Quanto male può andare un primo appuntamento? Chiedete all'Iowa
Il fiasco dei democratici alle primarie e l'affondo di Bloomberg e Trump, che schiva gli imprevisti e realizza i propri desideri aspettando il discorso sullo stato dell'Unione
I giornali dell’Iowa hanno pubblicato articoli mortificati: levateceli, questi caucus, non ce li meritiamo. Mentre i reporter arrivati da tutti gli stati e da tutto il mondo per la tappa iniziale della campagna elettorale delle primarie democratiche americane invitavano in Iowa gli osservatori dell’Onu, i commentatori locali spiegavano che sono da tempo convinti che l’onore del primo appuntamento non è cosa loro, e che questo caos – i risultati sono arrivati con venti ore di ritardo – sarà la tomba dell’Iowa. L’autoflagellazione iowana era nell’aria: poco prima che le palestre e i teatri dello stato si riempissero di elettori che poi dovevano distribuirsi nell’angolo del loro candidato preferito, c’era stato un altro imprevisto. Il sondaggio più atteso del momento, quello cui si fa riferimento per tutte le analisi fino ai risultati finali, era stato annullato a causa di errori nelle telefonate agli elettori. La tempesta è cominciata lì, il segnale è stato ignorato, tanto poi si vota e ci scordiamo tutto, e poi c’è stato il “meltdown” durante il conteggio: i risultati non arrivavano, i candidati dicevano di non avere idea di cosa stesse accadendo, Pete Buttigieg nel ruolo di outsider ha detto di aver vinto; i sostenitori di Bernie Sanders si sono rivoltati, eccolo il complotto, hanno talmente tanta paura di noi che arrivano a bloccare il sistema per non ammettere che abbiamo vinto e poi hanno pubblicato i loro risultati (di vittoria) sul 40 per cento dei seggi – e via così, di confusione in confusione. Finché qualcuno, soprattutto dalle parti di Joe Biden, ha detto: andiamo in New Hampshire, ricominciamo da lì.
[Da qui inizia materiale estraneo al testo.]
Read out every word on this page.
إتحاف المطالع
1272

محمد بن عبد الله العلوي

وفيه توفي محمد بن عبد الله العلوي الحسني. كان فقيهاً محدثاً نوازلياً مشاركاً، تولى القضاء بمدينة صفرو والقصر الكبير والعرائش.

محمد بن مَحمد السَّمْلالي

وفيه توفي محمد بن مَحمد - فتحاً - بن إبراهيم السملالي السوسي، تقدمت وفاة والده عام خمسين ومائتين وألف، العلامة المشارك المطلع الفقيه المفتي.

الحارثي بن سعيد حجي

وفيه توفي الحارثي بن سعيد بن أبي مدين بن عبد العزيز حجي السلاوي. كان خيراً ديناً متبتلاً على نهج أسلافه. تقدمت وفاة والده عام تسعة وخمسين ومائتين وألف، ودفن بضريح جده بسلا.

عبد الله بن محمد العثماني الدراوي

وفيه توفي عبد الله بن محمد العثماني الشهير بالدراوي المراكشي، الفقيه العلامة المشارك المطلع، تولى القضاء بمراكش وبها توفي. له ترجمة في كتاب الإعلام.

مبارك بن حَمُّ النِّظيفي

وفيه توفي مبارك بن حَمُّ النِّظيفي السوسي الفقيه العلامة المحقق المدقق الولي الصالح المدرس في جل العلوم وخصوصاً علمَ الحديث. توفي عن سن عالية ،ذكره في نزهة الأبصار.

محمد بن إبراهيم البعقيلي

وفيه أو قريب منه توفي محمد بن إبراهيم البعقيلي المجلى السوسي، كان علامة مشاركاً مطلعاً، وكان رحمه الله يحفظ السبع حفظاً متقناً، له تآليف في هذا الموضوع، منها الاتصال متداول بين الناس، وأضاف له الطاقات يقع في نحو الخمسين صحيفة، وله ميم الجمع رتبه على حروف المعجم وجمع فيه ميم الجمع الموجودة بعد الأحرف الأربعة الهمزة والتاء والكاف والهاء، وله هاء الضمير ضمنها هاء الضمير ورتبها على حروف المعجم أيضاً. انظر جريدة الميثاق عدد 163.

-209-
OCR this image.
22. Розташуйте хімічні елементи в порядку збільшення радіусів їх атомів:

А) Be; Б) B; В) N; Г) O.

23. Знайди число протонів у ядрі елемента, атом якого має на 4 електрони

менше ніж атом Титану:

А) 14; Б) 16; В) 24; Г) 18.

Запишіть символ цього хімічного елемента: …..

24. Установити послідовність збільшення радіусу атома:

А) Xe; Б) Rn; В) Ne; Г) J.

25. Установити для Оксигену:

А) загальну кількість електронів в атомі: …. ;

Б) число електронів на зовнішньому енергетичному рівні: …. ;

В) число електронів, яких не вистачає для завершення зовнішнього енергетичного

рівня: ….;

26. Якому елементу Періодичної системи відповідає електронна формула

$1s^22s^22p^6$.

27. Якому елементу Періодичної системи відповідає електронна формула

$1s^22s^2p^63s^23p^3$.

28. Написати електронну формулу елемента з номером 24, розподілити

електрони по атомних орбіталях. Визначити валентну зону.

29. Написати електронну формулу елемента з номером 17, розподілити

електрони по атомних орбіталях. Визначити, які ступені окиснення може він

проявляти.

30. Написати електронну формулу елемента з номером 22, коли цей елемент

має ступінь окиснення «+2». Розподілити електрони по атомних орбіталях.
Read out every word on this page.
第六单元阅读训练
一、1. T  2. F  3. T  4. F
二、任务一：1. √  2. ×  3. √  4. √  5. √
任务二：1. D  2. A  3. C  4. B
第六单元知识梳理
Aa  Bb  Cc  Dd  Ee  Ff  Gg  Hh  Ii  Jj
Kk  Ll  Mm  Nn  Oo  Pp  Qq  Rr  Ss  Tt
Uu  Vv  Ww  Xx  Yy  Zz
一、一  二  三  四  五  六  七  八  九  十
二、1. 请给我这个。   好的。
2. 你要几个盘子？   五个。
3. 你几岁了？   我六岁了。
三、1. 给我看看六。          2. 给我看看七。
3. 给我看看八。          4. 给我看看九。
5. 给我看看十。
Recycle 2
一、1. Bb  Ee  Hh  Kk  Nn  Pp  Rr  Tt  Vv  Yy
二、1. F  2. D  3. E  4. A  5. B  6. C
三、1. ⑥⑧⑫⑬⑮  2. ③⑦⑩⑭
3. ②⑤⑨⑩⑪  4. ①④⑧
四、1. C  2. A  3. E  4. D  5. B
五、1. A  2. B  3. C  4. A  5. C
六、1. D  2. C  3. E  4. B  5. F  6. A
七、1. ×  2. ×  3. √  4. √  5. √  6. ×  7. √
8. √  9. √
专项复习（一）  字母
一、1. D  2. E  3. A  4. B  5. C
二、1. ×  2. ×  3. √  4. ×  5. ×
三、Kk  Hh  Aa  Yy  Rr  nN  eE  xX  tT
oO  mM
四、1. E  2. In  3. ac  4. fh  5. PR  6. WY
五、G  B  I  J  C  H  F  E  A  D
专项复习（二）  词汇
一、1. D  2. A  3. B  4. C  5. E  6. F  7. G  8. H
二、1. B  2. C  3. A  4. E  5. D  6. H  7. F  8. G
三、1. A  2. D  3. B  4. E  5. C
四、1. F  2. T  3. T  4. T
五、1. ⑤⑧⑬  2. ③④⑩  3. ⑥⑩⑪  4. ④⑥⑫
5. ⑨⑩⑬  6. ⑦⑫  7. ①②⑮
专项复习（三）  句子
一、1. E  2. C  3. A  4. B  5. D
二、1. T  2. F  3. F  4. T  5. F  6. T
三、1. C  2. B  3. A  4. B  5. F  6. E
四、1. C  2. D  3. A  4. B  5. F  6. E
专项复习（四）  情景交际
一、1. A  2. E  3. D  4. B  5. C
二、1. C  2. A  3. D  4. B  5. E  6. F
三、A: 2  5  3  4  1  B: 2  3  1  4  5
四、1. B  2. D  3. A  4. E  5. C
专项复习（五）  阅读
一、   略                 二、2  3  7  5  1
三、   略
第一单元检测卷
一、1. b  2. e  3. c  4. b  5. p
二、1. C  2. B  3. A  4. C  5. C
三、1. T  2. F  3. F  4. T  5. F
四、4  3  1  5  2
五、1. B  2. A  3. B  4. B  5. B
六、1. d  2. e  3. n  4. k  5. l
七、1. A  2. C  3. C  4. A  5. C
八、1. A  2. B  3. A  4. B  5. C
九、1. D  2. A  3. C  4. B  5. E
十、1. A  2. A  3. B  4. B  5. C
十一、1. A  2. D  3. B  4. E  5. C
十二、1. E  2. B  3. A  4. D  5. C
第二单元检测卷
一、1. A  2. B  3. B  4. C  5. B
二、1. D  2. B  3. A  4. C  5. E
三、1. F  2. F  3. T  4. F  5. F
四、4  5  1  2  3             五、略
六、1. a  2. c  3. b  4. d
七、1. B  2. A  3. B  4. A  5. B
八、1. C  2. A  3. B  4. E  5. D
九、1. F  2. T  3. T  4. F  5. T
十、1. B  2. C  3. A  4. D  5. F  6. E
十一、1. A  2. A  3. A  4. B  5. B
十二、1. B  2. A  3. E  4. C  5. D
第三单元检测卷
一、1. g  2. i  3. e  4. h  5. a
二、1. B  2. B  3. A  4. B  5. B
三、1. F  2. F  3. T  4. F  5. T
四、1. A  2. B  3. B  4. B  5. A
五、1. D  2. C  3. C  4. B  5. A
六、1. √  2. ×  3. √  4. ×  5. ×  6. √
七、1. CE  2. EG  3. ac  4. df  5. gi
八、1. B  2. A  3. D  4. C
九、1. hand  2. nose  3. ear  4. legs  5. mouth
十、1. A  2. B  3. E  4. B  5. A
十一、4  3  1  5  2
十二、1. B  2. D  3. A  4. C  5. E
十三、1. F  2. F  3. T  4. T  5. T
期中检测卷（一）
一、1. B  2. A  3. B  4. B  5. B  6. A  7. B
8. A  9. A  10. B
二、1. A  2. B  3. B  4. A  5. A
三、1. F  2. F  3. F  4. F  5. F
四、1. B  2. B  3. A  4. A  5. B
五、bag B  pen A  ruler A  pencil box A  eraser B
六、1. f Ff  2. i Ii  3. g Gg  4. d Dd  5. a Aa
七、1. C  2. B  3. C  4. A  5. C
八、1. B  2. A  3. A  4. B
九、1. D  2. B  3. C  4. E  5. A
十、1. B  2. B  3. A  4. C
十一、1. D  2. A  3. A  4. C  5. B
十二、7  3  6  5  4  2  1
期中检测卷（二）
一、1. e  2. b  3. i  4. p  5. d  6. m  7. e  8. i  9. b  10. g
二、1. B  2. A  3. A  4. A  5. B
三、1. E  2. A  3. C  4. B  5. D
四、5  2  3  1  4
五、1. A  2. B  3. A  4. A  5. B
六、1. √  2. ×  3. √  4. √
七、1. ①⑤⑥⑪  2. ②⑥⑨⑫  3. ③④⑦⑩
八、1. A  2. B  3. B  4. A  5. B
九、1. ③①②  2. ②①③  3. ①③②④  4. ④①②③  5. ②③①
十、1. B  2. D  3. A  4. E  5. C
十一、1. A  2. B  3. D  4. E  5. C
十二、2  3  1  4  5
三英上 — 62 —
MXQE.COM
La mortificazione dell’Iowa, che sa di essere rilevante soltanto in questa stagione ogni quattro anni e ironizza sul circo che riesce a mettere su ogni volta, non ha però potuto nascondere le responsabilità del Partito democratico locale: a differenza delle primarie, i caucus sono gestiti dal partito che li organizza, la democrazia con la corsetta per raggiungere il cartellone del proprio candidato è un affare molto locale. E mentre il presidente del Partito democratico dell’Iowa cercava di parare i colpi, tutti i democratici finivano nell’angolo del fallimento, senza vincitori né vinti, abbacchiati e furiosi. Donald Trump, che aveva potuto dire il suo “grazie Iowa” con largo anticipo visto che non deve contendersi la leadership e utilizza le primarie soltanto per raccogliere dati e disturbare i rivali, non ha dovuto nemmeno sforzarsi troppo: se il Partito democratico governa come organizza le primarie, siamo a posto, ha tuittato. Poi si è preparato per il discorso sullo stato dell’Unione dal tempismo perfetto: martedì è prevista l’assoluzione formale del Senato per l’impeachment, i democratici non sono riusciti a levare di mezzo il presidente via processo e nemmeno a organizzare il proprio primo, sentitissimo evento elettorale. Trump schiva gli imprevisti, e realizza i propri desideri.
Una gioia più contenuta ma pur sempre visibile è arrivata anche dalla campagna di Mike Bloomberg: l’ex sindaco di New York entrerà in corsa a marzo, più incerta è la gara meglio è per lui, se a essere incerto è Biden ancora meglio. Il capo della sua campagna, Kevin Sheekey, ha detto: “Naturalmente un terminal di Bloomberg avrebbe fornito risultati certi”, e ha provato a non sghignazzare. Tutti gli altri candidati, incertissimi, si erano già trasferiti in New Hampshire: si vota martedì prossimo, si vuole dimenticare il fiasco, si può ancora tentare di brillare tutti, ognuno per sé.